OPN3, as a member of the opsin family, has various nonlight-dependent functions. Congenital melanocytic nevus (CMN) is a skin lesion with dark pigmentation that appears at birth and can be initiated by the BRAF mutation in melanocytes. However, the role of OPN3 in BRAF CMN cell melanogenesis has never been reported.
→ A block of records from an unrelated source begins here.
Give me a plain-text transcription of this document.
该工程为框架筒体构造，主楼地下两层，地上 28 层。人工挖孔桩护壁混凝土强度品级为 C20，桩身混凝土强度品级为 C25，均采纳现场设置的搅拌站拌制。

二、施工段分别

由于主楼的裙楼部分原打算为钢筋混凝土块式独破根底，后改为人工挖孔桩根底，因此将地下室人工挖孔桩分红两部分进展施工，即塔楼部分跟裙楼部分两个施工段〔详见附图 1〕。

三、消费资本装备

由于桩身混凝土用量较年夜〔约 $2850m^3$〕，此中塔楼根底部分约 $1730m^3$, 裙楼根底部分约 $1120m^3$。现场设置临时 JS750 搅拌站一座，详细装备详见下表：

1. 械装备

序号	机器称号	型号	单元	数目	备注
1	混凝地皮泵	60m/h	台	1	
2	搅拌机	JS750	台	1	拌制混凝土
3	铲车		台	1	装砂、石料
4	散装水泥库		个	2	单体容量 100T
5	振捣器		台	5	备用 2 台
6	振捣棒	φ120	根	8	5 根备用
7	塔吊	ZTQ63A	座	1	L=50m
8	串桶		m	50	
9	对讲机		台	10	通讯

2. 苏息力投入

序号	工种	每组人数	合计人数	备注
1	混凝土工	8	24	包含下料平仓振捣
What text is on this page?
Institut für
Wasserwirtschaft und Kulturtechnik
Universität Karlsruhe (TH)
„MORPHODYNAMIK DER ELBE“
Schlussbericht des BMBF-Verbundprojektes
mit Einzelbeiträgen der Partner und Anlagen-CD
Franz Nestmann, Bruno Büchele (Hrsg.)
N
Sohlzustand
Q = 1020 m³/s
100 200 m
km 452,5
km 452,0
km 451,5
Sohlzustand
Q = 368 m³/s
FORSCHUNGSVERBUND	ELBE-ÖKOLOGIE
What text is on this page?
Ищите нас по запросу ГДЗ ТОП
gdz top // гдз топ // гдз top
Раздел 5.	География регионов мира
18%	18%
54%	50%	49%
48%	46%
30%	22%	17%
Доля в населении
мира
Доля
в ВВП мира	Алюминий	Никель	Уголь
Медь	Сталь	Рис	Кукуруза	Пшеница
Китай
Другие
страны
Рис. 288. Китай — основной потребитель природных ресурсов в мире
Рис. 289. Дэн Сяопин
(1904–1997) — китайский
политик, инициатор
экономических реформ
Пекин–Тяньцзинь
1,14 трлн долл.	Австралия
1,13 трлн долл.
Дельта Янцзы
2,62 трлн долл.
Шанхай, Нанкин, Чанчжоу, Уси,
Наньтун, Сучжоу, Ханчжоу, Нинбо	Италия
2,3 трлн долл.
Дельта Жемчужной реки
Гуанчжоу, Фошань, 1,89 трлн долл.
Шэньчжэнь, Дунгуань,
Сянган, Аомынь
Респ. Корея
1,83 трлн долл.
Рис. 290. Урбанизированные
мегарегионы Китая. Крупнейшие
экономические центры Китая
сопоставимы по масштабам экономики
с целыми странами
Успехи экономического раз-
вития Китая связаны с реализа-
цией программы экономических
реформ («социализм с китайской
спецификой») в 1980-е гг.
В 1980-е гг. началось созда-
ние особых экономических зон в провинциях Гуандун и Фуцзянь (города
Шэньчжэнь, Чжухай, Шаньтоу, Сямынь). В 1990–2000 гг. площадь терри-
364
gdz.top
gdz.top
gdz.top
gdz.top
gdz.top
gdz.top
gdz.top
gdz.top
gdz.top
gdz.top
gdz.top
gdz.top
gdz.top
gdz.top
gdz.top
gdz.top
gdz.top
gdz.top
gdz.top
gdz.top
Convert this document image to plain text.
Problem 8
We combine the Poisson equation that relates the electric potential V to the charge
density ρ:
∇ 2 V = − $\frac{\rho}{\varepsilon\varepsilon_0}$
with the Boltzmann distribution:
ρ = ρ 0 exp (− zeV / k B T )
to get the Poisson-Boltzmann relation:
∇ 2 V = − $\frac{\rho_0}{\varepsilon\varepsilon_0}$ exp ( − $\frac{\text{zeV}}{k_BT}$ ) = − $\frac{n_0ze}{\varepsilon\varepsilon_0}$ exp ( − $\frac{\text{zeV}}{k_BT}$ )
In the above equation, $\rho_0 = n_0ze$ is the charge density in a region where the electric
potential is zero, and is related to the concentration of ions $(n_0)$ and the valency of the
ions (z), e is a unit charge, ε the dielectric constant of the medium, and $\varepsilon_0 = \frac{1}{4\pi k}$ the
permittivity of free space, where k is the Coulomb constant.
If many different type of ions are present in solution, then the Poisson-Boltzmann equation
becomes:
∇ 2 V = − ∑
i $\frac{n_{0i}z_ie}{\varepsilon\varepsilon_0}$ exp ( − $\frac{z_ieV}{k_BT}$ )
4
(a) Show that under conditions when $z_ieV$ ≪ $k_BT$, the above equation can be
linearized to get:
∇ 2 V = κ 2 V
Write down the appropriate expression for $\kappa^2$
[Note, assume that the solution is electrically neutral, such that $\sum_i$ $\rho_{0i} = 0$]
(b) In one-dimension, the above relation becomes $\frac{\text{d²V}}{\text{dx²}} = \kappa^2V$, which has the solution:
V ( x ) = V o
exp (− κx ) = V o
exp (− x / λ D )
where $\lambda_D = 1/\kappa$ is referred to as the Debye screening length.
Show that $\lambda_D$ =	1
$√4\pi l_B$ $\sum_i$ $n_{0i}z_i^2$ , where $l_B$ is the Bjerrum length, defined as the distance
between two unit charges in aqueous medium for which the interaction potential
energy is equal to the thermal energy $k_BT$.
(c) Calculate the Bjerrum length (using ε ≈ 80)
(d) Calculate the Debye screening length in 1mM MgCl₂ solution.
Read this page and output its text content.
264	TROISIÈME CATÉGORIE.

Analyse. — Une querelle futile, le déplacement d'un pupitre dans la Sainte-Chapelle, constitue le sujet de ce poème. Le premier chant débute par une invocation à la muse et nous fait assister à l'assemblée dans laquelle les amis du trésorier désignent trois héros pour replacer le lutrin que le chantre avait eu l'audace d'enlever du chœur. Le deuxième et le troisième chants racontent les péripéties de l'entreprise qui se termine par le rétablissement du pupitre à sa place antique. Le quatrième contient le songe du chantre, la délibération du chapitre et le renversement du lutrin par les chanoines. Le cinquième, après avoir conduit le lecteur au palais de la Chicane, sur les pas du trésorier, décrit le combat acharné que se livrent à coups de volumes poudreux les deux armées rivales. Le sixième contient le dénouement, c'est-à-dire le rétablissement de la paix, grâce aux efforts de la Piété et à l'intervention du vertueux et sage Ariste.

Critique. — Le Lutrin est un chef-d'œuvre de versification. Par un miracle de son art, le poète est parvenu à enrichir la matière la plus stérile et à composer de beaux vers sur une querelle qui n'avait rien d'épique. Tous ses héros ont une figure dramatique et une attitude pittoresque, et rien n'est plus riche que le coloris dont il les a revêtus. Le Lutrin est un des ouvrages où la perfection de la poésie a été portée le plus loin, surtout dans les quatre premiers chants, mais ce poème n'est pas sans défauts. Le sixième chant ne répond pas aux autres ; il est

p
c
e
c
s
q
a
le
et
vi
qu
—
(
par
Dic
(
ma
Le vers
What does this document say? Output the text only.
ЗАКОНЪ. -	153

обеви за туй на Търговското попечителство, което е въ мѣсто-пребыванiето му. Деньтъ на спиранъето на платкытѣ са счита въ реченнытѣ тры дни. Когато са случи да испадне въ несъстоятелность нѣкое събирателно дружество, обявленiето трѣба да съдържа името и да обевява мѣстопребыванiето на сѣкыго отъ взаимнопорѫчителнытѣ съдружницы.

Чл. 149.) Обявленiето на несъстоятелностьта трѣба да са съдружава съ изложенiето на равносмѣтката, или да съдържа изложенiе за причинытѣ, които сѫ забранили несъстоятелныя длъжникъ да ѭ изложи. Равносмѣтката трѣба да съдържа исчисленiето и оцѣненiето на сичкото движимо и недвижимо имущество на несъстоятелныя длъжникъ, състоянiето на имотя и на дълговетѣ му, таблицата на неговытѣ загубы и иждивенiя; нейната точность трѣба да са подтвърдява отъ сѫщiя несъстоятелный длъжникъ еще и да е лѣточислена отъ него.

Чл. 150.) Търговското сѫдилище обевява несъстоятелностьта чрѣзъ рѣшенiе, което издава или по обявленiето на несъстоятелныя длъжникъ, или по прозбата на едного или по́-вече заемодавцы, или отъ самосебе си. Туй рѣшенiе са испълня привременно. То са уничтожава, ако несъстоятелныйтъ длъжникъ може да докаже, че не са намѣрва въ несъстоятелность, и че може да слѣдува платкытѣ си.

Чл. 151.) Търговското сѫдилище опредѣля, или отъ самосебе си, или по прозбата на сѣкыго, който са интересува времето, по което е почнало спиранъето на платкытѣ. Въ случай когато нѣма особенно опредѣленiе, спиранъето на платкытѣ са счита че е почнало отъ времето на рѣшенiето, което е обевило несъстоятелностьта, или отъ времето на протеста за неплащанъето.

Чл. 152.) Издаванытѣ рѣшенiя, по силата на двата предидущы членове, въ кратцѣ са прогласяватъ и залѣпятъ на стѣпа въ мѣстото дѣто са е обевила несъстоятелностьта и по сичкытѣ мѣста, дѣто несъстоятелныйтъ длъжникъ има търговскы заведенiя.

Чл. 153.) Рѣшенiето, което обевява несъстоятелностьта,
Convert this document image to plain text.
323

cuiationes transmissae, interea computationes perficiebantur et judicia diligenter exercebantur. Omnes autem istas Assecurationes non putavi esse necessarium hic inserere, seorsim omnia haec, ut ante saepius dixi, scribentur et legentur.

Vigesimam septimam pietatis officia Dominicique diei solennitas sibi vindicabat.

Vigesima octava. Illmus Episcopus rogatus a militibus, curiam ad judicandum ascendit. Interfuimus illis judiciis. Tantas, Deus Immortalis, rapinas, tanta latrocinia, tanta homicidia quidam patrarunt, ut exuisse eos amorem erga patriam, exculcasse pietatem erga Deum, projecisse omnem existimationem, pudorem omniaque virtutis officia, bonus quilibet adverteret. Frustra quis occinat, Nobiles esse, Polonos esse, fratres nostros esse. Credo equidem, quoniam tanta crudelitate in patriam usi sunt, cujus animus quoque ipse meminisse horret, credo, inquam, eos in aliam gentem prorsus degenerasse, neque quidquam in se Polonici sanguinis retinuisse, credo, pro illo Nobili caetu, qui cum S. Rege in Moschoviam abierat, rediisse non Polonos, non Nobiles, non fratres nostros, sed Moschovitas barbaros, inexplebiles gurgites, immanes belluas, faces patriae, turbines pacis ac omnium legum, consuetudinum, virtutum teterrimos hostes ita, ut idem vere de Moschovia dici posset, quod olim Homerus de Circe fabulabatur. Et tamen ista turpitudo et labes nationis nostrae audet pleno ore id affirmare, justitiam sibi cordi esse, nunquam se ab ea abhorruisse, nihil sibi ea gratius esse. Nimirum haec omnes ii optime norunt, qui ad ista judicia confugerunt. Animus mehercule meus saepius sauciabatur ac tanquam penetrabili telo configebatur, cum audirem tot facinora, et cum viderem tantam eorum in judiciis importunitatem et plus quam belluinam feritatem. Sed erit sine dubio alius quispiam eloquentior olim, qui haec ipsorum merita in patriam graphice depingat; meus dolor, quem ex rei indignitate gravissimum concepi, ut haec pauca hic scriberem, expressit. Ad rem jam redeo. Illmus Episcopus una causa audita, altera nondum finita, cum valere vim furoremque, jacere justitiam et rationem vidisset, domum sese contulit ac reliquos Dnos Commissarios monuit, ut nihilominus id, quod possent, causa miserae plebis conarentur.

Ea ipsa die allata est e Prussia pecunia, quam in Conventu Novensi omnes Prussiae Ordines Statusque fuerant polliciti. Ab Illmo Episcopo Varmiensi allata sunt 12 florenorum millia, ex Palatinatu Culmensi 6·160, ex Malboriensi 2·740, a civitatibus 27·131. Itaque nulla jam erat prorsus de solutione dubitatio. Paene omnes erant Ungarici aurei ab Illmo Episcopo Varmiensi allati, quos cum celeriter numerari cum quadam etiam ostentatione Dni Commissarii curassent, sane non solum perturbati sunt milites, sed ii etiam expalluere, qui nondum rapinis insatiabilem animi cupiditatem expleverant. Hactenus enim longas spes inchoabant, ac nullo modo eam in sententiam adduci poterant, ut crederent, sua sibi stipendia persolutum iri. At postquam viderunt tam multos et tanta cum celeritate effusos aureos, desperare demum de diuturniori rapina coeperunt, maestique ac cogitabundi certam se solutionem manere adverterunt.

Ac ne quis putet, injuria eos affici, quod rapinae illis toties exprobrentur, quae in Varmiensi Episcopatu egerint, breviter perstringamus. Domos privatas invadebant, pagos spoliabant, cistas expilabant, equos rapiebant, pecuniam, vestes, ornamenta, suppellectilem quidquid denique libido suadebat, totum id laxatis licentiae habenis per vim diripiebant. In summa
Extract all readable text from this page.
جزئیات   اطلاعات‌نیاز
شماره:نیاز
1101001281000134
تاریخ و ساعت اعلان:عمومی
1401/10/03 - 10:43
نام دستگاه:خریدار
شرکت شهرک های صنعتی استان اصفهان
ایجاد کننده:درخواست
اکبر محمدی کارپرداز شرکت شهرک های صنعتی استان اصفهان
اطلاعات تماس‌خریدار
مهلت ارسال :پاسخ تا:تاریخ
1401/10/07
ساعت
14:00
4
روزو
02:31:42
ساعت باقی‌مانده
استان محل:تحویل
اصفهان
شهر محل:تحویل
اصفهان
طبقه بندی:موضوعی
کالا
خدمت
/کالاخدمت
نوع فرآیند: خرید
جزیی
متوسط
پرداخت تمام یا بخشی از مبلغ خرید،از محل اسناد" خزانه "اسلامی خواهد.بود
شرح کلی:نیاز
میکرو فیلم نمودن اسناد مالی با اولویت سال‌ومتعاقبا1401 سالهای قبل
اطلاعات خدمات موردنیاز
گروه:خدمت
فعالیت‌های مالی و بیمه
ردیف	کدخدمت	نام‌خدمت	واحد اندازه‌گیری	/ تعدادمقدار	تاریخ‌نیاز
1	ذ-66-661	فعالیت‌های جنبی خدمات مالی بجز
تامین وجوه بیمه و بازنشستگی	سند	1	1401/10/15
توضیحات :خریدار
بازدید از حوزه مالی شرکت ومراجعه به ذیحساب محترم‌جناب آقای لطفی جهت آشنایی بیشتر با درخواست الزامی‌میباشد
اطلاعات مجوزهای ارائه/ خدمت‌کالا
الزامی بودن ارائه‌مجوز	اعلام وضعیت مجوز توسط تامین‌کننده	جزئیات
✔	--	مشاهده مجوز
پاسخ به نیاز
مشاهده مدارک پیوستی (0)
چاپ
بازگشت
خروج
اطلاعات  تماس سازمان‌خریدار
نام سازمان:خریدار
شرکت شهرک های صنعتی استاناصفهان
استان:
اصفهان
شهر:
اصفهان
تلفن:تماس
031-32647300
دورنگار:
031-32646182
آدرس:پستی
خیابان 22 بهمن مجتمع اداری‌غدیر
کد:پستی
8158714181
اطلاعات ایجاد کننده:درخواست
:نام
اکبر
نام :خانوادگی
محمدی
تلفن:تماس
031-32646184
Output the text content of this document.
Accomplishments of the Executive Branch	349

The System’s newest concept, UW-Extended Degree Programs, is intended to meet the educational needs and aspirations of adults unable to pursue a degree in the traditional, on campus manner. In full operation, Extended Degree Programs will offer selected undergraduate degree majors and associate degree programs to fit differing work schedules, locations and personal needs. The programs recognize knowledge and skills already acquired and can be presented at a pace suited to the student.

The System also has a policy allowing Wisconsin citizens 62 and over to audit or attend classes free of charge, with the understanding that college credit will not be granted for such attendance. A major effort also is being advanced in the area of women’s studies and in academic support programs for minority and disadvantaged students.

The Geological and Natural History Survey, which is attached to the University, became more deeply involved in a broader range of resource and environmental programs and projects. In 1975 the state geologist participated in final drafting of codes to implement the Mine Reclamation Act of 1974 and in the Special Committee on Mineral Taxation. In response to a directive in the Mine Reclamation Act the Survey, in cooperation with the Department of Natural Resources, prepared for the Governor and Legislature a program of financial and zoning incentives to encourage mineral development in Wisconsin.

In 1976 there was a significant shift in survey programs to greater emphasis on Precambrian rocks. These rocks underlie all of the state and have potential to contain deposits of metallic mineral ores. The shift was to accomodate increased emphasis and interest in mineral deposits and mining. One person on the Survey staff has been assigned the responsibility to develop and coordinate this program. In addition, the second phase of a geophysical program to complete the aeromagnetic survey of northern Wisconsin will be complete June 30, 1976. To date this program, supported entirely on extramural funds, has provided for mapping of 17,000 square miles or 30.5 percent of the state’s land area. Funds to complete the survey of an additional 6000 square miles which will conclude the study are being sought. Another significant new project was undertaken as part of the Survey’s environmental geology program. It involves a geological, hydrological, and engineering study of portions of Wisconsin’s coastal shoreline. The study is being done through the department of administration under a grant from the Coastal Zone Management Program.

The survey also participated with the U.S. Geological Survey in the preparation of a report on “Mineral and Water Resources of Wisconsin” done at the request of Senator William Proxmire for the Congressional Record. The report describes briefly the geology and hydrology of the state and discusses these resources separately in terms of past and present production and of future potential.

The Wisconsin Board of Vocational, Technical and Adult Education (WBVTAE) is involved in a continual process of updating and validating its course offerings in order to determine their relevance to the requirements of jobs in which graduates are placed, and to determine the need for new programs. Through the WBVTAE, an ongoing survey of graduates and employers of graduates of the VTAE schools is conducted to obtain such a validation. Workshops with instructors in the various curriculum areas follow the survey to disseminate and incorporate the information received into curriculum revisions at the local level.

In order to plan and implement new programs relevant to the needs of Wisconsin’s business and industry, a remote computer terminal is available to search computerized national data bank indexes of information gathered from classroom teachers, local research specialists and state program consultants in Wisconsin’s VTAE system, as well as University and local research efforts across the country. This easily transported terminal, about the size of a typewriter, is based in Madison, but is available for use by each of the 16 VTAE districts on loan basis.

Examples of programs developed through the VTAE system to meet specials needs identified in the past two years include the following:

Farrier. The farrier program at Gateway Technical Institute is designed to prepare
In this study, we show that OPN3 acts as a negative regulator of melanin production by modulating BRAF signaling in BRAF CMN cells. Knocking down OPN3 expression can inhibit the BRAF/extracellular signal‒regulated kinase signaling pathway and upregulate the expression of microcephaly-related transcription factors, tyrosinase, and TRP1 and TRP2, thus increasing melanin levels in BRAF CMN cells. More remarkably, OPN3 and BRAF were found to form a physical complex. Furthermore, a three-dimensional nevus model was used to further prove the negative regulatory effect of OPN3 on BRAF CMN cell melanogenesis. Our study reveals a mechanism for OPN3-mediated melanogenesis in BRAF CMN cells, and these results may lead to a more personalized and economically viable approach to treating BRAF CMN.